Belgium, (Brussels Morning Newspaper) Traders are diverting diesel exports from Asia and the Middle East to the EU to take advantage of the price gap between regions.
Strikes in French refineries over the last weeks have tightened stocks and pushed up prices, prompting traders to redirect exports, according to Reuters reporting on Thursday.
The price gap between diesel futures in Singapore and Europe reached nearly USD 150 per tonne this month, up from roughly 30 in the corresponding period last year, according to Refinitiv data.
“East of Suez is sending everything they can ship… it’s just a question of how much China exports in November,” a trader based in Europe noted.
Ship tracking data shows that China and South Korea will load approximately 289,000 tonnes for Europe this month, up from 137,500 tonnes shipped in September.
The Middle East is shipping roughly 834,000 tonnes to northwest Europe in October, up from 511,310 tonnes in September, while India is upping shipments from approximately 361,000 tonnes to about 480,000 tonnes.
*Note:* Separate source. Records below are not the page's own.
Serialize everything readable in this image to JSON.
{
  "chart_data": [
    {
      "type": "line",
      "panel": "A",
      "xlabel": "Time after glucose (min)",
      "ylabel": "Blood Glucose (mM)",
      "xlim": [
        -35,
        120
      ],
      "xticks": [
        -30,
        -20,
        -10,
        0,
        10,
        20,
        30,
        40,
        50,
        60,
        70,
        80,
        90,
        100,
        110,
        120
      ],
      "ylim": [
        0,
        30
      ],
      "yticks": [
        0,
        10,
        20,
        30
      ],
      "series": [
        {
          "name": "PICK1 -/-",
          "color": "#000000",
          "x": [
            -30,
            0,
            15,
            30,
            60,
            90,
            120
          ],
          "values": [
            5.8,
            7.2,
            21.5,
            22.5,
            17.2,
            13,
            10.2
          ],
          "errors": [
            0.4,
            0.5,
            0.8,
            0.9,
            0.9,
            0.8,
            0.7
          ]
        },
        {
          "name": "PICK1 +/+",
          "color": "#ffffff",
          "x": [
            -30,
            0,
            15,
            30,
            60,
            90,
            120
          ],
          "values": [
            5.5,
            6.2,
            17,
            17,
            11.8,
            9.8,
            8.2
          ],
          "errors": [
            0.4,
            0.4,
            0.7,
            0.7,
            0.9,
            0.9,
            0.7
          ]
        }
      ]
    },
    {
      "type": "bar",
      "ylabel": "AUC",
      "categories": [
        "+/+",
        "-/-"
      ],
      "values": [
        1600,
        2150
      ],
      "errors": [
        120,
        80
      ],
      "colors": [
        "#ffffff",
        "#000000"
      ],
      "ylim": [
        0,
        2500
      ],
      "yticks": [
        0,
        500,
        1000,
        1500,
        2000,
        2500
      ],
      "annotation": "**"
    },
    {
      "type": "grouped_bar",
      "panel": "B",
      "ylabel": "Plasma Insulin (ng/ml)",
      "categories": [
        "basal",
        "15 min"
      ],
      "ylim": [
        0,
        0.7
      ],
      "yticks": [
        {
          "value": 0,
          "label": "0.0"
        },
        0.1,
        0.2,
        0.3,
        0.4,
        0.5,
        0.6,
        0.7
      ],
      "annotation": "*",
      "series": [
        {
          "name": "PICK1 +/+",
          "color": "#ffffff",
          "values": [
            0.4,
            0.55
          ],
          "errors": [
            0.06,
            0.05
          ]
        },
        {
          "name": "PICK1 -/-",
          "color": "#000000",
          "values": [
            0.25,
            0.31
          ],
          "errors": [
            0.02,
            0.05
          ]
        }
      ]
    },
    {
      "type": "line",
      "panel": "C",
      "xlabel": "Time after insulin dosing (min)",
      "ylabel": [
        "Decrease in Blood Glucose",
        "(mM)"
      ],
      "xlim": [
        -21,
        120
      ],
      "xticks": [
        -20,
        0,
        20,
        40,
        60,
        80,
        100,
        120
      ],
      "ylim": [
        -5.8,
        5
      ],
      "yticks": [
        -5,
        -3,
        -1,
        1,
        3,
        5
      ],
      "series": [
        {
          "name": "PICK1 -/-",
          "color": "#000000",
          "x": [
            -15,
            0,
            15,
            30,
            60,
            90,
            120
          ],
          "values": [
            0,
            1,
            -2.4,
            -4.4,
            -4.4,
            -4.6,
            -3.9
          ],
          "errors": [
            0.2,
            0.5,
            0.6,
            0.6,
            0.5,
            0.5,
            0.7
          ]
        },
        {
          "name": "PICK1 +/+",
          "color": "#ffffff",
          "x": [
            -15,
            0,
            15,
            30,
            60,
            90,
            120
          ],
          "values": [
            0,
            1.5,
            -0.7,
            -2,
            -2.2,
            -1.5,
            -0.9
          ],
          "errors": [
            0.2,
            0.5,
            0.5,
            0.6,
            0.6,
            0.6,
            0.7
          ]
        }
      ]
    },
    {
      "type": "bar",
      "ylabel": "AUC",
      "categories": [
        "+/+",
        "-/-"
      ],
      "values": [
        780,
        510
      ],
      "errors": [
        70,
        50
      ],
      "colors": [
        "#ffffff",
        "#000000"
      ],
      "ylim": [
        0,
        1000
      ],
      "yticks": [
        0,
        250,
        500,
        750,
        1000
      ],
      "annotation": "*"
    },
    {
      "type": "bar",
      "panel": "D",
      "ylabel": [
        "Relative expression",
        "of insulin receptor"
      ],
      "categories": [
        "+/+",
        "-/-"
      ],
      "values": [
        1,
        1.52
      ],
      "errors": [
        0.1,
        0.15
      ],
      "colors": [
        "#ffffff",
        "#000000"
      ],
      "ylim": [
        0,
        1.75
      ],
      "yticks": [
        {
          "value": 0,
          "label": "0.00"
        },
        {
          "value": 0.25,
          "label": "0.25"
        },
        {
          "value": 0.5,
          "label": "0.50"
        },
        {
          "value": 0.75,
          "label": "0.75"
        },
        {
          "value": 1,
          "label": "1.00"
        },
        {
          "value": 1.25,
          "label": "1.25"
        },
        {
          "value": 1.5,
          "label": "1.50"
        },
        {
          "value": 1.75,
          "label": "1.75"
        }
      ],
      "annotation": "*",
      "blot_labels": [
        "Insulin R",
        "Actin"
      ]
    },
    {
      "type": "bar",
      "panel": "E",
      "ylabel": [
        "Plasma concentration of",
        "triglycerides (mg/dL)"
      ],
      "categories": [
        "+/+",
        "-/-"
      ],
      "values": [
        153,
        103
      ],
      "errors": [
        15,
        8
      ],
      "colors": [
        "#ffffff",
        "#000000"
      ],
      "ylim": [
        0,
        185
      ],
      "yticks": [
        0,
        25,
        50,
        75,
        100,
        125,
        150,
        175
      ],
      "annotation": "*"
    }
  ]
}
The Europe-based trader estimates that the region will import 3 million tonnes from Asia and the Middle East next month, predicting that two thirds of the volume will come from the Middle East.
Earlier this month, China increased allocation for diesel exports and Asia’s top fuel exporters issued a burst of spot tenders.
Financial effect
Halted production in France increased spot prices, but not those in future months, an effect known as backwardation. It presents risks to cargoes that will be in transit for a long time, like shipments from Asia to Europe.
Backwardation is discouraging traders from storing diesel, with the trader noting “some end consumers were stockpiling Russian diesel, but now with French strikes, the market has tightened up.”
At the same time, rising price of diesel in the US pushed some traders to divert cargoes heading to Europe towards the US, tightening the market in Europe.Mark Williams, analyst at Wood Mackenzie consultancy, warned that prices will change “once the strikes [in France] end, making it risky for Asian barrels to head over here even on a prompt loading basis given the strong backwardation.”